First and foremost, there are serious questions about future funding. For decades, the most common funding stream has been through the state/federal Medicaid system and there is general agreement among informed people on both sides of the political aisle that the current structure is simply not fiscally sustainable. Also, the funding framework of residential support is built on the needs of a small minority of the population of people with intellectual and developmental disabilities, most of whom (about 88 percent, according to a 2010 study) live at home, not with provider organizations. Finally, the trend toward smaller and more independent living and personal control of services presses relentlessly on. The result is a universal demand for change, and at the heart of the change is the family.
The experts tend to agree that the future of services for people with disabilities must be (a) diverse, (b) community-based and (c) place people with disabilities and their families in a much more prominent position of decision-making than in the past. Most families agree that would be a welcome change. Overall, the professional community, including the public school system, has failed to distinguished itself when it comes to family involvement and support. The Association of University Centers on Disability provided evidence of that in their 2013 publication, A Collaborative Interagency, Interdisciplinary Approach to Transition from Adolescence to Adulthood. Some of their findings were startling.
- More than 90 percent of families of transition-aged students reported needing information on adult service systems (including housing, employment, post-secondary education, and health care)
- More than 70 percent reporting needing information on planning for effective transition, guardianship, and creating a positive vision for their family member’s future.

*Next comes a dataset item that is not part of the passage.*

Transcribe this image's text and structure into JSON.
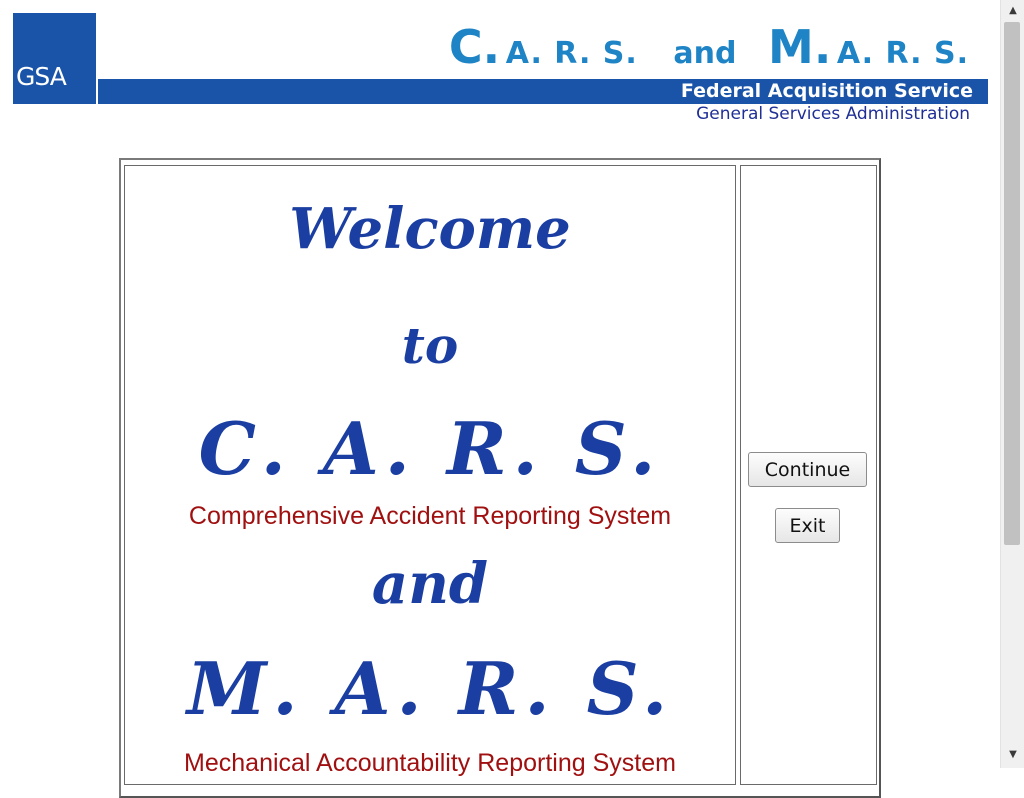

- Fewer than half of families/guardians surveyed reported receiving sufficient information to plan services, and only half of that number reported that the information they received was easy to understand
What do families want? Not surprisingly, they want rich full lives for their children, help with financial and other planning for the future, and a greater level of engagement and acknowledgement of the role of adult siblings. They also want a robust plan for life transition. In spite of recent attention given to transition planning, the most common reason for adults to enter the service system remains the ‘crisis event’. Usually that means either the death or serious illness of the parent who serves as the primary care provider.
The future calls for a collaborative framework that pulls together the human services system, natural family support, active self-advocacy, but most of all, community. Faith communities are unique and indispensable players in the new landscape.